2025年4月24日(木)5時2分 デイリーNKジャパン

毎年4月15日は故金日成主席の生誕記念日である。この日を含む国家的な祝祭日や政治的に重要な行事のある前後は、一切の事件、事故の発生は許されず、波風が立つようなことも避けられる。


中国との国境に面した咸鏡北道(ハムギョンブクト)穏城郡(オンソングン)の安全部(警察署)が、反体制的な映像を隠し持っていたとして、公開批判舞台(吊し上げ、人民裁判)の場に立たせた。


それならよくあることだが、問題はタイミングだ。生誕記念日の10日前という時期に行われ、住民の間には緊張感が広がっている。現地のデイリーNK内部情報筋が伝えた。


公開非難舞台は今月6日午前、穏城の邑内(郡の中心部)の畑で行われた。数百人の住民が見守る中、22歳の男性Aさんと26歳の女性Bさんが、舞台に立たされた。


二人は血の繋がりはないものの、お互いに「ヌナ」(お姉さん)、「トンセン」(弟)と呼び合うほど親しい間柄だった。


事件は1日夜、B氏宅で発生。A氏が訪問中に、人民班長(町内会長)の通報を受けた安全部(警察)が踏み込み、USBメモリを押収。内部からは、ロシアに派遣された北朝鮮軍に関する映像や、米国在住の脱北者を取り上げたドキュメンタリーが発見された。


北朝鮮当局はロシアへの派兵をひた隠しにしている。また、自由を謳歌する脱北者の映像は外国文化への憧憬を誘うもので、北朝鮮の体制にとって何より危険なものだ。

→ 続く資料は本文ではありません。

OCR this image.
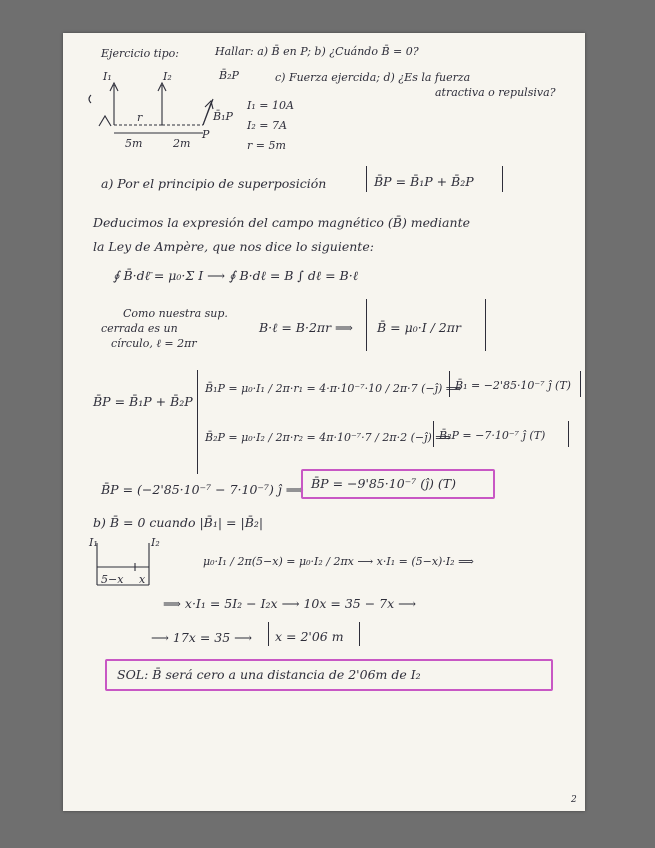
Ejercicio tipo:	Hallar: a) B̄ en P; b) ¿Cuándo B̄ = 0?
c) Fuerza ejercida; d) ¿Es la fuerza
atractiva o repulsiva?
I₁	I₂	B̄₂P
B̄₁P
r
P
5m	2m
I₁ = 10A
I₂ = 7A
r = 5m
a) Por el principio de superposición	B̄P = B̄₁P + B̄₂P
Deducimos la expresión del campo magnético (B̄) mediante
la Ley de Ampère, que nos dice lo siguiente:
∮ B̄·dℓ̄ = μ₀·Σ I ⟶ ∮ B·dℓ = B ∫ dℓ = B·ℓ
Como nuestra sup.
cerrada es un
círculo, ℓ = 2πr
B·ℓ = B·2πr ⟹ B̄ = μ₀·I / 2πr
B̄P = B̄₁P + B̄₂P
B̄₁P = μ₀·I₁ / 2π·r₁ = 4·π·10⁻⁷·10 / 2π·7 (−ĵ) ⟹
B̄₁ = −2'85·10⁻⁷ ĵ (T)
B̄₂P = μ₀·I₂ / 2π·r₂ = 4π·10⁻⁷·7 / 2π·2 (−ĵ) ⟹
B̄₂P = −7·10⁻⁷ ĵ (T)
B̄P = (−2'85·10⁻⁷ − 7·10⁻⁷) ĵ ⟹ B̄P = −9'85·10⁻⁷ (ĵ) (T)
b) B̄ = 0 cuando |B̄₁| = |B̄₂|
I₁	I₂
5−x x
μ₀·I₁ / 2π(5−x) = μ₀·I₂ / 2πx ⟶ x·I₁ = (5−x)·I₂ ⟹
⟹ x·I₁ = 5I₂ − I₂x ⟶ 10x = 35 − 7x ⟶
⟶ 17x = 35 ⟶ x = 2'06 m
SOL: B̄ será cero a una distancia de 2'06m de I₂
2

糾弾の場で2人は「USBは道で拾った」と釈明したが、安全部は「拾得時には即時通報すべきで、保管自体が重大な犯罪だ」と断じ、行為を「深刻な反動」と位置づけた。


また、この場では住民向けに「外部文化を排除せよ」と題した宣伝資料が配布され、当局は反動映像の流入源として中国を名指し。発見次第の通報を強く求めた。



通常、祝賀ムードに包まれるこの時期の異例の公開糾弾に、地域は動揺を隠せない。


この一件で、穏城の住民の間には緊張が走った。金日成氏の生誕記念日を控え、このような公開批判舞台が行われるのは極めて異例だからだ。祝賀ムードは吹き飛び緊張ムードが漂った。


情報筋は「毎年この時期には歌と踊りで祝賀ムードが高まるが、今年は何かがおかしい」「内部の腐敗がここまで進んでいるのでは、という声も聞かれた」と伝える。


住民は「目立てば災いが降りかかる」として、慎重な行動を心がけるよう互いに呼びかけ合っている。中朝国境に面し、中国との非公式な往来が頻繁なこの地域では、多くの住民が中国との何らかのつながりを持っているためだ。


糾弾を受けた2人はその後、手錠をかけられたまま現場から連行された。住民の間では「最低でも5年以上の教化刑(懲役刑)が下るだろう」という見方が支配的だ。


「もし4月15日がもっと離れていたら、処刑されていたかもしれない」と語る住民もいた。国家的祝日に流血沙汰が発生することは、中央からも忌避される。2人が「命拾い」したとするなら、それは皮肉にも金日成主席の“ご加護”によるものなのかもしれない。